Brown, Daniel wrote:
> I just ran Dennis's test databases through the test application and
> we're getting similar results:
>       1k Pages (17.4 MB) used 18102 KB High 20416 KB
>       4k Pages (12.2 MB) used 18102 KB, High 26416 KB (not sure why
> the high is higher?)
> My test database however with the same test application produces the
> following:
>       1k Pages (7.46 MB) used 22735 KB, High 25138 KB.
> 

Its good to see you are getting the same results as me using my 
databases. That rules out your build of sqlite and the build tolls. It 
does look like your issue has to do with your data.
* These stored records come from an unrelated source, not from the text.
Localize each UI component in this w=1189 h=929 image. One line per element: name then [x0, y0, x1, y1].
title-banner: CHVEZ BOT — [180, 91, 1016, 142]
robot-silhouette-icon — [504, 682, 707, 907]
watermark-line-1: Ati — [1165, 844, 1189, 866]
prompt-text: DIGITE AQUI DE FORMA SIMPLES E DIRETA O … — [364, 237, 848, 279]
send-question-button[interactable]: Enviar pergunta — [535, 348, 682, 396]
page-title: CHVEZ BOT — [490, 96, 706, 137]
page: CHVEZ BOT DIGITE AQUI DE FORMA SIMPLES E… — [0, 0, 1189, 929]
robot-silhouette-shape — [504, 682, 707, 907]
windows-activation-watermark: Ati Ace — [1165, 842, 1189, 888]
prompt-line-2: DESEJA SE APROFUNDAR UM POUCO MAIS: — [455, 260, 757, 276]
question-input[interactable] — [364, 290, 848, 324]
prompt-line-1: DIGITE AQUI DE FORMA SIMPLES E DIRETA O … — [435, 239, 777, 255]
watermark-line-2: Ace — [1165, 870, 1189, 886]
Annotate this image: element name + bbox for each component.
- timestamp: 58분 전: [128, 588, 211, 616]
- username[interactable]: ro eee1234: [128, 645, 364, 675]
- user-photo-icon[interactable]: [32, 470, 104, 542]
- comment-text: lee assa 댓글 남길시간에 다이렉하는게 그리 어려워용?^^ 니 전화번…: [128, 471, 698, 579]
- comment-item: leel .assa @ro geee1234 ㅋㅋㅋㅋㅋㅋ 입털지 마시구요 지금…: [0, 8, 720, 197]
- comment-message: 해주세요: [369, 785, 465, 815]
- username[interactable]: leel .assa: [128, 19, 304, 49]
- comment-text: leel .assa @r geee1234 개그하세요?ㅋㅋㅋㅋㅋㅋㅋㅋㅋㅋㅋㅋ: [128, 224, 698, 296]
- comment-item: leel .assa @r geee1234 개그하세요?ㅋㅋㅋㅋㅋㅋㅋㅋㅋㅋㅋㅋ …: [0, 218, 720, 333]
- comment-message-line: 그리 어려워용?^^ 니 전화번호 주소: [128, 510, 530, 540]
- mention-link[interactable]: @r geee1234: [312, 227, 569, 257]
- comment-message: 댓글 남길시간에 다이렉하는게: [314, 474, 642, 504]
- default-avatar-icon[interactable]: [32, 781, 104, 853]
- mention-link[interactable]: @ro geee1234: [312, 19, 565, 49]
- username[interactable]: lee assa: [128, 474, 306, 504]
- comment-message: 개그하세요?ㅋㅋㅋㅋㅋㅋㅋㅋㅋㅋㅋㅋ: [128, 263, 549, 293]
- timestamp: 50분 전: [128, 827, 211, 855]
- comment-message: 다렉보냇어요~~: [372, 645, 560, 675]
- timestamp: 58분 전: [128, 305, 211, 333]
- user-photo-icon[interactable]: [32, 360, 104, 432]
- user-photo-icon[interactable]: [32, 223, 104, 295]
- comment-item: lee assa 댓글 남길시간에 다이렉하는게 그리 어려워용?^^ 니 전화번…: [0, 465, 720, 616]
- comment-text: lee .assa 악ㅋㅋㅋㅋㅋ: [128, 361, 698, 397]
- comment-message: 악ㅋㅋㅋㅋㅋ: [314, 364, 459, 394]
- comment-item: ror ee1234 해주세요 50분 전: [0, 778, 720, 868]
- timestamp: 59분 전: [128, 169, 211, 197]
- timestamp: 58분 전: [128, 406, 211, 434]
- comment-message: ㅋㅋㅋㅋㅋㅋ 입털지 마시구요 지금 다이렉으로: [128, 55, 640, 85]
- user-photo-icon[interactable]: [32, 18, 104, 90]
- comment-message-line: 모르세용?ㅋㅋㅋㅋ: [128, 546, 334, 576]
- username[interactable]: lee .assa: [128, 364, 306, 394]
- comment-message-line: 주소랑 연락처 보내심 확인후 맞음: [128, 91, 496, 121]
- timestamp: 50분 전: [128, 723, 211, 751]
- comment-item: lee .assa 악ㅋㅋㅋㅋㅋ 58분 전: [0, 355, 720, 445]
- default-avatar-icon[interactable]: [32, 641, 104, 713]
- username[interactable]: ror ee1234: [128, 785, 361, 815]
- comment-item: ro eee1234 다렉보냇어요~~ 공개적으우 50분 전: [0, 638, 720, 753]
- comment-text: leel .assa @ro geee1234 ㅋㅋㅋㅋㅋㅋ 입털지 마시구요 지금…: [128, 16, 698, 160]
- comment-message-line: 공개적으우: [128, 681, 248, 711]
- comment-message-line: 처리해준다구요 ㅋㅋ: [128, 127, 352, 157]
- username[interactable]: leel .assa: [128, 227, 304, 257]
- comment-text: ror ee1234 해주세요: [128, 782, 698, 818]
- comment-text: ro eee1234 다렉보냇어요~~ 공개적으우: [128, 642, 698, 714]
> So it looks my issue could be data related if my test database going
> through the same app is coming out so large, Dennis's database is
> expanding to about 101.6% of its original size but mine is expanding to
> 297.6% of its original size.  This begs the question is the 3rd party
> tool (SQLite Analyzer) I'm using to import from an excel file causing
> this expansion with bad data type choices?  And is there any other way
> to import table structure and contents from xls (or csv) to sqlite?
> 

You could write one yourself in Python using the csv reader and the 
pysqlite modules to read CSV files saved from excel and save the data 
into an sqlite database. I doubt that will change your data much though.

Can you publish the schema of your database, and some typical data? It 
may be a case of storing integers as text or something similar that is 
causing the unexpectedly large expansion.